Table of Contents
- 5.0 The Postmortem Conversion and Subsequent Martyrdom of James
- 5.1 James’s Unbelief
- 5.2 The Conversion and Martyrdom of James
5.0 The Postmortem Conversion and Subsequent Martyrdom of James
It is seldom questioned by critical scholars that James, Jesus’ brother, was an unbeliever and a skeptic during his brother’s public ministry (Mk 3.21-35; Jn 7.5). Then, just a few years later, James is the pastor of the Jerusalem church, where Paul finds him when he went for his two visits (Gal 1.18-19; 2.1-10; cf. Acts 15.13-21). What’s more, we learn from Josephus—a first century Jewish historian—that James was martyred for his belief that Jesus was in fact the Messiah. Josephus wrote the following in his Antiquities of the Jews, Book 20, chapter 9:
Festus was now dead, and Albinus was but upon the road; so he assembled the sanhedrim of judges, and brought before them the brother of Jesus, who was called Christ, whose name was James, and some others, [or, some of his companions]; and when he had formed an accusation against them as breakers of the law, he delivered them to be stoned.
Nevertheless, if the texts concerning James’ skepticism and martyrdom are in fact historical, then it follows that the conversion of James is therefore relevant as a historical datum pertinent to our inquiry.
5.1 James’s Unbelief
The first fact we must establish is that James, the brother of Jesus, was a skeptical unbeliever prior to Jesus’ crucifixion. We can support the historicity of this claim by way of the following criteria.
5.1.1 Multiple, Independent Attestation
That Jesus’s brother did not believe that his elder sibling was the Messiah or even anybody special during his lifetime is attested by both Mark (vv. 3.21, 31-35; 6.3) and John (vv. 7.1-10). In addition, Matthew may also imply that Jesus’ brothers were not sympathetic to his mission. In Matthew 13.55-57 (cf. Mark 6.3-4), Jesus’ mother, his brothers, and sisters are mentioned by those in his hometown who were offended at him.
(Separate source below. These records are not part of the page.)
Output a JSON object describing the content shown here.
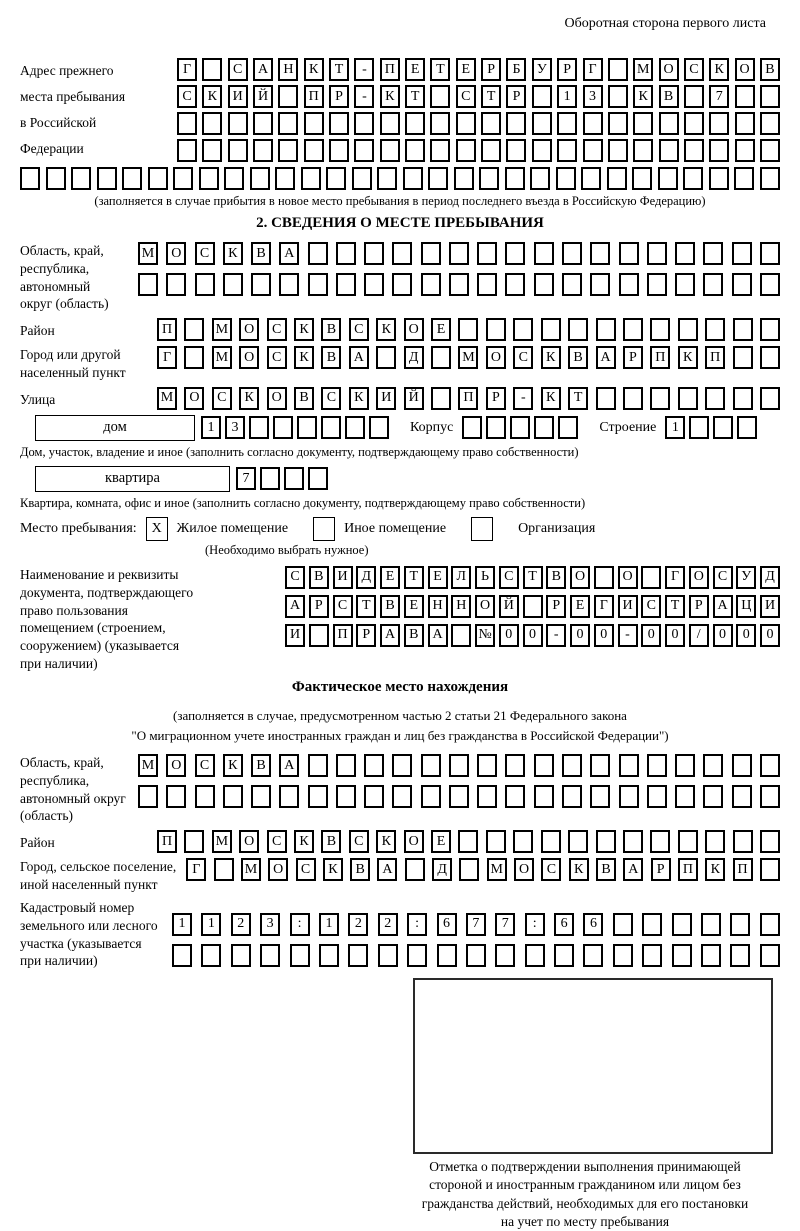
{
  "page": {
    "header_note": "Оборотная сторона первого листа"
  },
  "prev_address": {
    "label": [
      "Адрес прежнего",
      "места пребывания",
      "в Российской",
      "Федерации"
    ],
    "rows": [
      [
        "Г",
        "",
        "С",
        "А",
        "Н",
        "К",
        "Т",
        "-",
        "П",
        "Е",
        "Т",
        "Е",
        "Р",
        "Б",
        "У",
        "Р",
        "Г",
        "",
        "М",
        "О",
        "С",
        "К",
        "О",
        "В"
      ],
      [
        "С",
        "К",
        "И",
        "Й",
        "",
        "П",
        "Р",
        "-",
        "К",
        "Т",
        "",
        "С",
        "Т",
        "Р",
        "",
        "1",
        "3",
        "",
        "К",
        "В",
        "",
        "7",
        "",
        ""
      ],
      24,
      24
    ],
    "full_row": 30,
    "caption": "(заполняется в случае прибытия в новое место пребывания в период последнего въезда в Российскую Федерацию)"
  },
  "section2": {
    "title": "2. СВЕДЕНИЯ О МЕСТЕ ПРЕБЫВАНИЯ",
    "region": {
      "label": [
        "Область, край,",
        "республика,",
        "автономный",
        "округ (область)"
      ],
      "rows": [
        [
          "М",
          "О",
          "С",
          "К",
          "В",
          "А",
          "",
          "",
          "",
          "",
          "",
          "",
          "",
          "",
          "",
          "",
          "",
          "",
          "",
          "",
          "",
          "",
          ""
        ],
        23
      ]
    },
    "district": {
      "label": "Район",
      "row": [
        "П",
        "",
        "М",
        "О",
        "С",
        "К",
        "В",
        "С",
        "К",
        "О",
        "Е",
        "",
        "",
        "",
        "",
        "",
        "",
        "",
        "",
        "",
        "",
        "",
        ""
      ]
    },
    "city": {
      "label": [
        "Город или другой",
        "населенный пункт"
      ],
      "row": [
        "Г",
        "",
        "М",
        "О",
        "С",
        "К",
        "В",
        "А",
        "",
        "Д",
        "",
        "М",
        "О",
        "С",
        "К",
        "В",
        "А",
        "Р",
        "П",
        "К",
        "П",
        "",
        ""
      ]
    },
    "street": {
      "label": "Улица",
      "row": [
        "М",
        "О",
        "С",
        "К",
        "О",
        "В",
        "С",
        "К",
        "И",
        "Й",
        "",
        "П",
        "Р",
        "-",
        "К",
        "Т",
        "",
        "",
        "",
        "",
        "",
        "",
        ""
      ]
    },
    "house_line": {
      "house_label": "дом",
      "house_cells": [
        "1",
        "3",
        "",
        "",
        "",
        "",
        "",
        ""
      ],
      "korpus_label": "Корпус",
      "korpus_cells": 5,
      "stroenie_label": "Строение",
      "stroenie_cells": [
        "1",
        "",
        "",
        ""
      ]
    },
    "house_caption": "Дом, участок, владение и иное (заполнить согласно документу, подтверждающему право собственности)",
    "apartment_line": {
      "label": "квартира",
      "cells": [
        "7",
        "",
        "",
        ""
      ]
    },
    "apartment_caption": "Квартира, комната, офис и иное (заполнить согласно документу, подтверждающему право собственности)",
    "stay_type": {
      "label": "Место пребывания:",
      "options": [
        {
          "checked": "X",
          "label": "Жилое помещение"
        },
        {
          "checked": "",
          "label": "Иное помещение"
        },
        {
          "checked": "",
          "label": "Организация"
        }
      ],
      "caption": "(Необходимо выбрать нужное)"
    },
    "document": {
      "label": [
        "Наименование и реквизиты",
        "документа, подтверждающего",
        "право пользования",
        "помещением (строением,",
        "сооружением) (указывается",
        "при наличии)"
      ],
      "rows": [
        [
          "С",
          "В",
          "И",
          "Д",
          "Е",
          "Т",
          "Е",
          "Л",
          "Ь",
          "С",
          "Т",
          "В",
          "О",
          "",
          "О",
          "",
          "Г",
          "О",
          "С",
          "У",
          "Д"
        ],
        [
          "А",
          "Р",
          "С",
          "Т",
          "В",
          "Е",
          "Н",
          "Н",
          "О",
          "Й",
          "",
          "Р",
          "Е",
          "Г",
          "И",
          "С",
          "Т",
          "Р",
          "А",
          "Ц",
          "И"
        ],
        [
          "И",
          "",
          "П",
          "Р",
          "А",
          "В",
          "А",
          "",
          "№",
          "0",
          "0",
          "-",
          "0",
          "0",
          "-",
          "0",
          "0",
          "/",
          "0",
          "0",
          "0"
        ]
      ]
    }
  },
  "actual_location": {
    "title": "Фактическое место нахождения",
    "note": [
      "(заполняется в случае, предусмотренном частью 2 статьи 21 Федерального закона",
      "\"О миграционном учете иностранных граждан и лиц без гражданства в Российской Федерации\")"
    ],
    "region": {
      "label": [
        "Область, край,",
        "республика,",
        "автономный округ",
        "(область)"
      ],
      "rows": [
        [
          "М",
          "О",
          "С",
          "К",
          "В",
          "А",
          "",
          "",
          "",
          "",
          "",
          "",
          "",
          "",
          "",
          "",
          "",
          "",
          "",
          "",
          "",
          "",
          ""
        ],
        23
      ]
    },
    "district": {
      "label": "Район",
      "row": [
        "П",
        "",
        "М",
        "О",
        "С",
        "К",
        "В",
        "С",
        "К",
        "О",
        "Е",
        "",
        "",
        "",
        "",
        "",
        "",
        "",
        "",
        "",
        "",
        "",
        ""
      ]
    },
    "city": {
      "label": [
        "Город, сельское поселение,",
        "иной населенный пункт"
      ],
      "row": [
        "Г",
        "",
        "М",
        "О",
        "С",
        "К",
        "В",
        "А",
        "",
        "Д",
        "",
        "М",
        "О",
        "С",
        "К",
        "В",
        "А",
        "Р",
        "П",
        "К",
        "П",
        ""
      ]
    },
    "cadastral": {
      "label": [
        "Кадастровый номер",
        "земельного или лесного",
        "участка (указывается",
        "при наличии)"
      ],
      "rows": [
        [
          "1",
          "1",
          "2",
          "3",
          ":",
          "1",
          "2",
          "2",
          ":",
          "6",
          "7",
          "7",
          ":",
          "6",
          "6",
          "",
          "",
          "",
          "",
          "",
          ""
        ],
        21
      ]
    },
    "mark_caption": [
      "Отметка о подтверждении выполнения принимающей",
      "стороной и иностранным гражданином или лицом без",
      "гражданства действий, необходимых для его постановки",
      "на учет по месту пребывания"
    ]
  }
}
5.1.2 The Criterion of Embarrassment
The satisfaction of this criterion is very powerful, since it is highly unlikely that early church authors would make such potentially “deeply offensive” comments regarding both an esteemed leader as well as Jesus’ own brother, unless they thought they were reporting facts .
5.2 The Conversion and Martyrdom of James
Once the historicity of James’ unbelief has been established, the next step will be to show that his conversion and martyrdom are also historical.
5.2.1 Leadership in the Church Multiply and Independently Attested
Not long after Jesus’s death we learn that James is a leader of the Jerusalem church. This information comes to us from the writings of Paul (Gal. 1.18-19; 2.1-10) and Luke (Acts 15.13-21). Thus, that James was converted after Jesus’ death is strongly supported by the criterion of multiple, independent attestation.
5.2.2 Enemy Attestation
Considering that Josephus’ writings satisfy the criterion of enemy attestation due to their originating from an unsympathetic source, the fact that they reference the martyrdom of James entails that the event can plausibly be taken as historical.
We have multiple, independent attestation of James’ unbelief during Jesus’ lifetime; the criterion of embarrassment provides additional support for this purported fact. Furthermore, that James converted and became a leader in the Jerusalem church is also supported by the criterion of multiple, independent attestation; and the criterion of enemy attestation is satisfied by the source informing us of his martyrdom. Thus, the obvious question arises: What could possibly cause such an antipodal change in James’ attitude towards his brother?
I can think of no better explanation than the one supplied by the pre-Pauline statement in 1 Corinthians 15.7—the risen Jesus appeared to James. Ask yourself: What would it take to convince you that your brother was the Lord, to the point that you would be willing to go to your death for the truth of that belief? Fuller tells us that even if the New Testament had not referenced the resurrection appearance to James, “we should have to invent” one in order to account for his conversion and his elevated position in the Jerusalem church. That is to say, a veridical postmortem appearance would seem to be a necessary and sufficient condition for so radical a change in James’ attitude towards his brother’s claims to divinity.